Tecavüzler
“Artık” kelimesi “Hakikat” kelimesi kadar suçmuş gibi gelir. Çünkü birtakım şeylerin hakikiliğinden söz etmekteki zafiyet, öfkeli bir vakitten sonra tepkisel - impulsive - bir şartlanmanın taşıdığı zafiyetle aynıdır. Bence bu zafiyetten kaçınma gayretiyle tercih edilen konum, “Bu kitapta hakikat kelimesi geçmiyor.” (Hannah Arendt) demekle de, “Milat yok.” (İsmet Özel) demekle de onanmaz. Çünkü o kitapta hakikat kelimesi de milat kelimesi de geçmiştir. Ve bu, suçun işlenmesine fazlasıyla yeter.
Hafızamızda kendisine duyguyla bağlı olduğumuz ve belki de mümkün olan bu tek bağlılık çeşidiyle bağlı olabildiğimiz bir geçmiş, kendisini bir gerilim içinde bulur. Bir duygunun şimdiki tekasüfü ve bu duygunun önceki noksanlığı arasındaki bir gerilimdir bu. Yani haklı duygunun varlığı ve yönelimi sadece onun yöneldiği şeye karşı ve onun yöneldiği şeyle alakalı değil, aynı zamanda kendisinin daha önceden varolmayışı, önceden bu şeye yönelmemiş olması, yani önceki eksikliğine karşı hissettiği güçlü duyguyla da alakalıdır. Örneğin bir nefretin kendinde bulabileceği yoğunluğun özel bir kaynağı, geçmişte öfke gütmenin eksikliğine duyulan şimdiki bir hınçta yatar. Ve insanın kendine duyduğu bir öfkenin dışarıya çıkma arzusu olarak bu, çok daha daha fazla güçlü bir öfkeye yol açar. Çünkü onun gücü, insanın içindeki cini çıkarmak arzusunda, yani arınma arzusundaki haklılıkta yatar. Tıpkı insanın derisini yırtarak yıkanması, yani ancak temizlenmesindeki şartın bir zarar görmesinde olduğunu bilmesindeki gibi.

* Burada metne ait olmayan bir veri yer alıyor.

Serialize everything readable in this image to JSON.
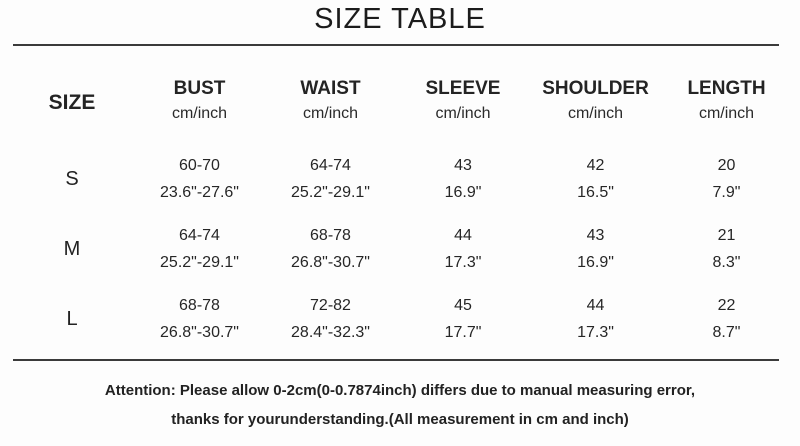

İşte böylece bir insan listesi hazırlanıyor içimde. Yani sürekli bunu sayıklıyordum. Ve galiba yalnızca onları tanıyabileceğim kadar parça cini içimden def edebileceğimi biliyorum. Çünkü tanıyabileceğimiz bir kötülüğü biraz da insanın insana sirayet etmeye çalıştığı yerden bilebiliriz. Ve ancak o hat arasında, fizik dünyada, kendimiz ve onun arasında bir çizgiyi çekebildiğimiz kadar onu tanır ve bu çizgiyi çekebildiğimiz kadar kendimizi ondan muhafaza edebiliriz. Bu listedekiler, varlığını duyduğum ve güzel olan her şeye tecavüz ettiler. Ve bu listeyi sürekli ya da daha önceden değil fakat sadece şimdi içimde sayıklama suçuna razı gelmemenin sebebi, önceden duymadığım bir öfkeye de hınç duyma ihtiyacı, yani bu cinden arınma arzusundaki haklılıktan kesbedebileceğim bir güçte saklanıyor.
İşte, sayıklayıp durduğum, güzel olana yakın kalabilmek için hayatım boyunca kendilerinden nefret edebilmem gereken insanlar listesi burada bulunuyor. Güzel bir şeyi duyabilecek kadar ona yakın olmayı istemekten vazgeçmeyeceğim müddetçe, kendilerinden nefret edebilmeyi başarmam gerekenler insanlar listesi burada ve bu insanları bilmelisiniz. Çünkü bütün bu insanlar, yaşadıkları an ve müddet boyunca akla ve yüreğe yapılmış tecavüzlerdi.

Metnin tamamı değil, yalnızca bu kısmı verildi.